Tintainformasi.com, Tanggamus — Pagi hari sehabis bangun tidur, penulis berbincang dengan istri yang baru pulang dari pasar. Ibu dari 3 anak ini bercerita, kalau berbagai kebutuhan pokok sudah berganti harga, kalau tidak mau disebut harga naik. Begitu berharganya rupiah untuk memenuhi kebutuhan hidup.
Sebagai Presiden Republik Indonesia, tentunya Pak Jokowi berfikir dan berusaha, bagaimana caranya agar rakyat Indonesia bisa mencari rupiah. Karena dengan memiliki rupiah, maka rakyatnya bisa memenuhi kebutuhan hidup, .
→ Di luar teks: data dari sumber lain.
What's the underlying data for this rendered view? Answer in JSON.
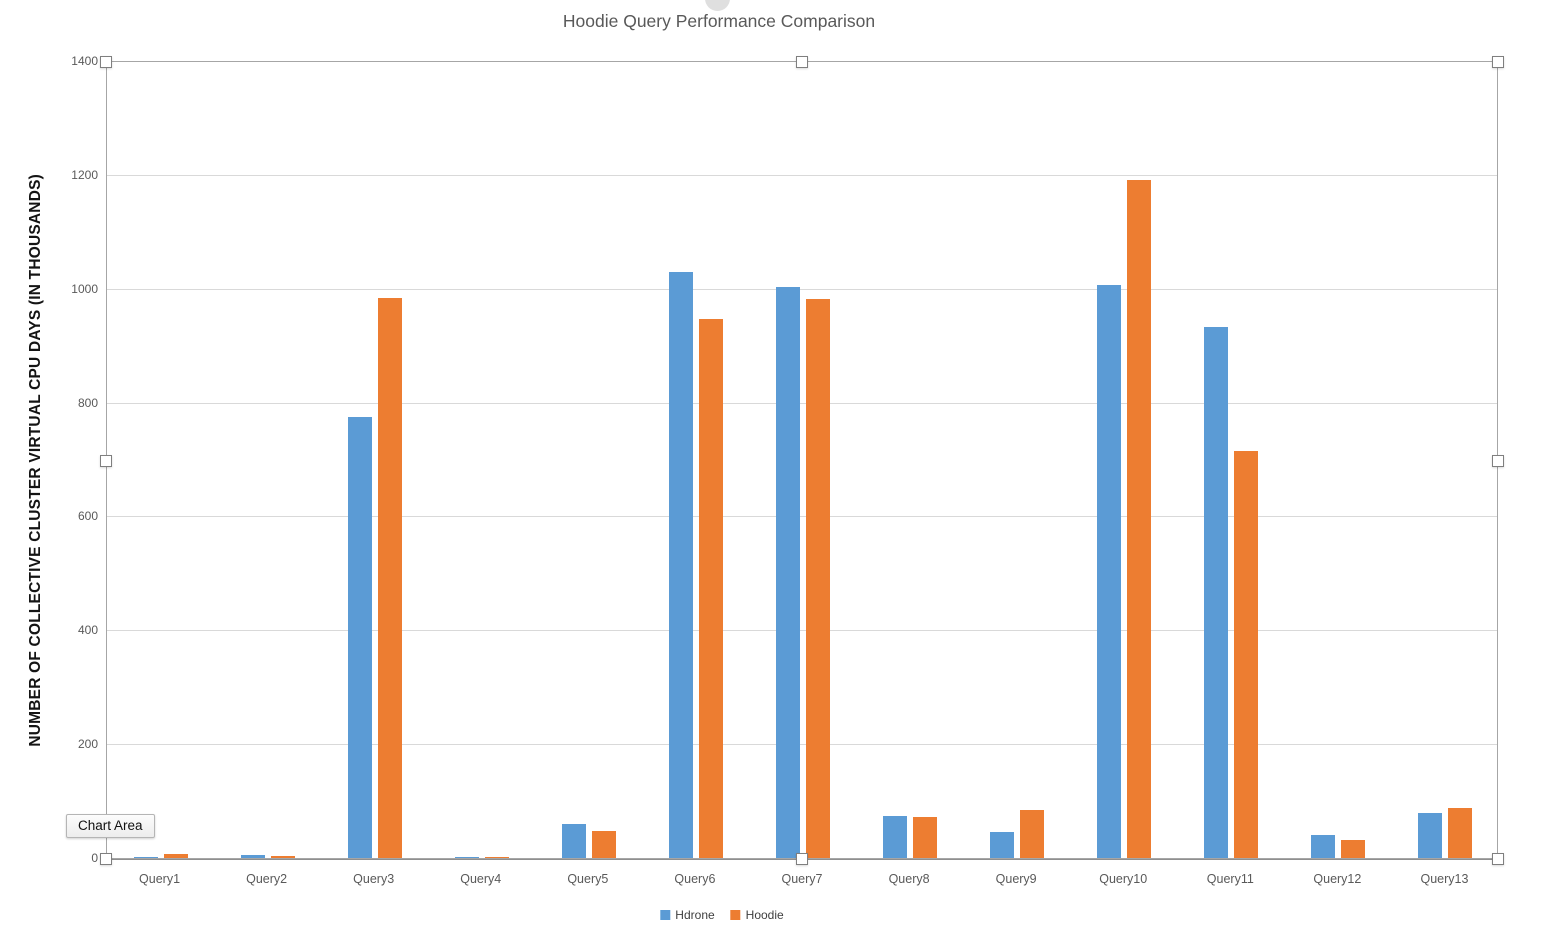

Masih dalam ingatan penulis, belasan tahun yang lalu melanglang buana demi mengais rupiah. Kelahiran memang di Tanggamus, tapi pernah selama 12 tahun menjejaki tanah di Bandarlampung. Pernah juga beberapa tahun hidup di Banten, Jakarta, Surabaya, Jogyakarta, Madura, Baturaja, Sumatera Selatan.. Lagi-lagi demi mencari rupiah.
Berbagai pekerjaan pernah digeluti penulis. Tetapi yang paling lama sebagai “Welder” di berbagai perusahaan. Pahit getirnya kehidupan pernah penulis dijalani. Dari mulai tinggal jauh dari keluarga, hingga merasakan letih nya bekerja.
Setelah puasa merantau, penulis memutuskan kembali ke kampung kelahiran di Kabupaten Tanggamus. Sempat bergelut di dunia perkebunan, dengan mengurus komoditi khas di Kabupaten Tanggamus.
Penulis merasa belum terlalu tua untuk terpaku dengan trayek rumah ke kebun, dari kebun kembali kerumah. Dengan berbagai pertimbangan, akhirnya memutuskan untuk berkiprah di dunia jurnalistik.
Penulis berkeinginan kuat untuk menjadi Jurnalis profesional, dan terus belajar untuk memperbaiki diri. Dengan belajar kepada Jurnalis senior, dan belajar dari pengalaman di lapangan. Tapi tujuan lainnnya sama dengan pekerjaan yang di sebelumnya, yaitu mencari rupiah untuk keluarga dirumah.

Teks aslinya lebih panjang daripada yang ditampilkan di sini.